I am no longer woken by crying babies at ungodly hours. Instead I do it to myself, setting the alarm for 5:45 so I can squeeze in a six-mile run before my third-grader rolls out of bed to fix herself breakfast. I leave the house without diapers, snacks, or rattling toys. I no longer lock the bathroom door for five seconds of privacy.
I didn’t have much to offer these moms and listened with the fully alert brain and stain-free shirt of a woman no longer claiming Goodnight Moon is literature, no longer leaking fluid at nipple level. Their stories were delightful and hilarious, their loneliness and love for their families palatable.
I wasn’t that much older than these moms, two years older than the other mother of twins. I simply started having babies young. So young that when my youngest graduates from high school I could, in theory, still get pregnant.
On the other side of the room in which this conversation took place were more parents, of the gray-haired variety. They weren’t talking about kids or parenting, they were watching a recent home video someone brought back from Mogadishu, the streets calm and peaceful as life flowed back into the Somali capital after decades of violence.

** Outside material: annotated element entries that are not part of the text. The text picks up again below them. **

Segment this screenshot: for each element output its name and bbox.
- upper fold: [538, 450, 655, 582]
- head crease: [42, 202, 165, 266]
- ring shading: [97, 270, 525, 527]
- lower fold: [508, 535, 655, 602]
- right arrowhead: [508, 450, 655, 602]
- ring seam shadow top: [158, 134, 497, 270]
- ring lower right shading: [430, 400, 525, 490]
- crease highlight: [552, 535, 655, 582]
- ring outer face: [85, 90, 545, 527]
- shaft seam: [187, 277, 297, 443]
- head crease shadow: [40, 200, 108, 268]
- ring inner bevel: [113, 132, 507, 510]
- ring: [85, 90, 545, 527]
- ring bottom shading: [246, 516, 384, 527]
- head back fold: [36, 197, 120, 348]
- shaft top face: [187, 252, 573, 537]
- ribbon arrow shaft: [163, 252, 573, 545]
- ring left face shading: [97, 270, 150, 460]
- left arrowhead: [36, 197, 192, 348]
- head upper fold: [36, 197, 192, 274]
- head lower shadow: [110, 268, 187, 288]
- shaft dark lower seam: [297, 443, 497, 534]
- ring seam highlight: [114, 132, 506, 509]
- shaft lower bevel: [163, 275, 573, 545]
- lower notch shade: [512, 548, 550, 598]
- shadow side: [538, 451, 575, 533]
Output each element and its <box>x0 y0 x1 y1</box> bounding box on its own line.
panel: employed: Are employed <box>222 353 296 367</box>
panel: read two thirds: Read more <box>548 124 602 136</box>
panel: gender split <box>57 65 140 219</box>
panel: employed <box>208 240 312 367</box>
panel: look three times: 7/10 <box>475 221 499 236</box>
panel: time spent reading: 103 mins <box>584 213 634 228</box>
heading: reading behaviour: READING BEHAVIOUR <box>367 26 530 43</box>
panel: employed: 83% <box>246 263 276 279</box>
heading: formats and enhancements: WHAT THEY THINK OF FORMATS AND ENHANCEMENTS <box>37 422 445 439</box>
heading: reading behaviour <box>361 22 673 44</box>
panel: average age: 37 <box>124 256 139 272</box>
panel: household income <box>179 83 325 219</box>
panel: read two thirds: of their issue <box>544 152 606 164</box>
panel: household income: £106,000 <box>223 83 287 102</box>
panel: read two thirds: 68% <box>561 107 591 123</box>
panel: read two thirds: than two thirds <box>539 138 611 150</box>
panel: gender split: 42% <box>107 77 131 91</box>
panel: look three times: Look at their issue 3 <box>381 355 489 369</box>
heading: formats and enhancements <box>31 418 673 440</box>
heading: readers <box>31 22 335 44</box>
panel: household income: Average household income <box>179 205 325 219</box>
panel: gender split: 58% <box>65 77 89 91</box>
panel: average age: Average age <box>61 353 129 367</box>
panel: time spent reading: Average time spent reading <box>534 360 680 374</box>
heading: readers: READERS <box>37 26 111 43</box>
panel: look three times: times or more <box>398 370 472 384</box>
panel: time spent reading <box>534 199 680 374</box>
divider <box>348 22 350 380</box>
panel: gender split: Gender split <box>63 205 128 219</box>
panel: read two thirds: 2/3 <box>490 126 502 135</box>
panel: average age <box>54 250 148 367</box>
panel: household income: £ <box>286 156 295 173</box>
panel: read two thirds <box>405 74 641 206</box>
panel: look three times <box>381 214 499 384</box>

I could cross the room to join the conversation surrounding the video but somehow crossing the room felt too monumental. It would communicate that I was moving over, away from the babies and nap schedules and Fisher Price toys, stepping aside to let a new generation of moms fill in that space with their exhaustion and the exhilarating first steps that marked their days.
But these moms were my age peers, or as close as peers come in the small expatriate circle in Djibouti. These are the women who know how to use Twitter (though they lack the time) and who would listen to Mumford and Sons if the toddlers weren’t blasting The Wiggles. Or whatever toddlers listen to now.
Among parents the age-gap is often more related to the ages of our children than to our own biological age so if I want to be with women my own age and not sound like an old, boring been-there, done-that, know-it-all, I need to embrace the newness of their stories and not drag my ancient ones down from the attic.
If my husband asked me in that moment what I wanted, I would have said, “This. I want to listen to a new generation of moms.”
I know what I want now and it is to have brushed teeth, a clean shirt, and adult conversation while guarding the treasure these moms will learn. The baby stage was hard and beautiful. The elementary school stage is hard and beautiful. I’m assuming the teenage stage will be hard and beautiful.
I would have said, “What I want is to be the adult human face a mom looks at and doesn’t need to wipe and to be the empathetic ears a mom speaks to without using a sing-song voice.”
I earned my dusty stories, years ago. And I told them. Now is my turn to listen.
Rachel Pieh Jones lives in Djibouti with her husband Tom Jones (not the singer, though he thinks life might be more interesting as a musical) and three children. Raised in the Christian west, she used to say ‘you betcha,’ and ate Jell-O salads. Now she lives in the Muslim east, says ‘insha Allah,’ and eats samosas.